“I don’t expect to see a penny but it should ensure some county court judgments against him,” he said.
“I was determined to do it just to make his life a little bit harder.”
Shepherd fled to Georgia last March and lived there for ten months until handing himself in to police last week after his whereabouts become the subject of intense public scrutiny.
His lawyers have vowed to fight extradition, claiming his life could be in danger in a British prison if he returned home to serve the six-year sentence he received.
Shepherd’s finances became the subject of a Ministry of Justice investigation after it emerged he was paying his Georgian legal team fees of up to £15,000 privately and took out loans totalling £50,000 before going on the run.
He could be forced to pay back more than £30,000 in legal aid he was awarded to fight his original manslaughter case if found to have moved assets to avoid detection.

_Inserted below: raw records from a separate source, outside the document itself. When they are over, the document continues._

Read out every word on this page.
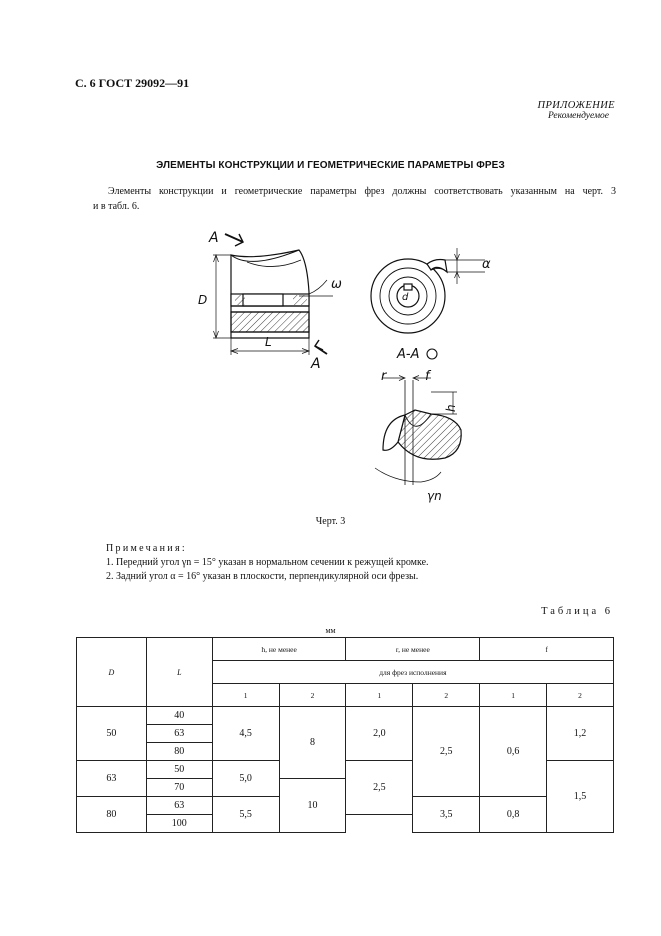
С. 6 ГОСТ 29092—91
ПРИЛОЖЕНИЕ
Рекомендуемое
ЭЛЕМЕНТЫ КОНСТРУКЦИИ И ГЕОМЕТРИЧЕСКИЕ ПАРАМЕТРЫ ФРЕЗ
Элементы конструкции и геометрические параметры фрез должны соответствовать указанным на черт. 3
и в табл. 6.
A
D
L
ω
A
d
α
A-A
r	f
h
γn
Черт. 3
Примечания:
1. Передний угол γn = 15° указан в нормальном сечении к режущей кромке.
2. Задний угол α = 16° указан в плоскости, перпендикулярной оси фрезы.
Таблица 6
мм
D	L	h, не менее		r, не менее		f	
		для фрез исполнения					
		1	2	1	2	1	2
50	40	4,5	8	2,0	2,5	0,6	1,2
	63						
	80						
63	50	5,0		2,5			1,5
	70		10				
80	63	5,5			3,5	0,8	
	100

A ministry source told The Daily Telegraph officials were looking at his finances and will also alert the Court of Appeal after he was granted leave to appeal his conviction.
Shepherd has been told he will spend at least three months in a Georgian jail, pending extradition hearings.
Shepherd is being held in a cell with two other inmates and “feels safe and well,” his lawyer told the Telegraph.
He is understood to have written an open letter explaining his version of the night Miss Brown lost her life shortly before handing himself into police.
He has complained that the Old Bailey jurors who convicted him were swayed by emotion and did not hear his side of the story because he absconded.